I have a relatively large database of 40,000+ entries, all with several data points per entry-line. The Data is collected on an ongoing basis. I would like to establish a baseline mean and standard deviation for several data-sets that exist within the database so that I can identify outliers as a part of a QA/QC process.
However, as far as I can tell, many of the recommendations for identifying outliers seem to assume that you can already establish a mean and standard deviation that is reasonable to begin with. However, this seems at first glance to be a bit circular when dealing with an empirical data-set. Won't the mean and standard deviation you produce be tainted by the outliers? Hence, won't some of the outliers fail to be identified by a method like evaluating n number of standard deviations away from the mean?

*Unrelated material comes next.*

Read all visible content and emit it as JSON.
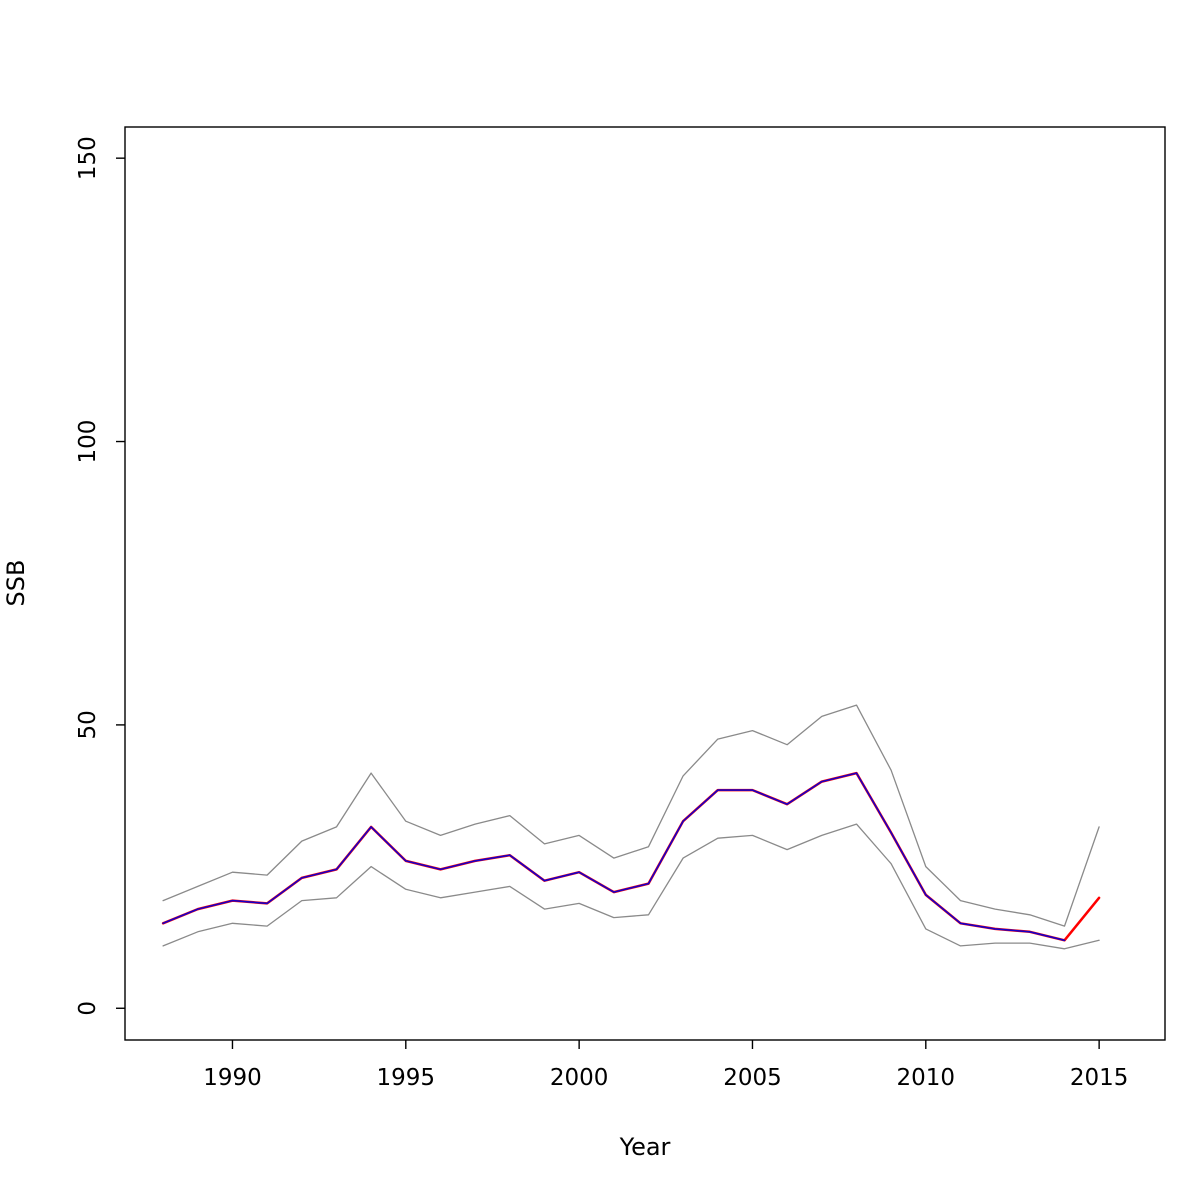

There are data values which I have identified as clear outliers and corrected or thrown out, but I'm concerned that I'm not including large quantities of outliers which exist on the edge of what seems reasonable.
I don't have a background in statistics or data management/analysis, but it's fallen on me to handle this database, so I would greatly appreciate any insights or responses on this matter. It may simply be that I'm missing some essential conceptual piece here.
The definition of an outlier is $1.5$ times the interquartile range outside of the 1st and 3rd quartiles. Use all the data points to determine the quartiles and eliminate the outliers. Determine the mean and standard deviation from the remaining data. Large quantities of outliers is a bit of a contradiction and may just mean the standard deviation is large.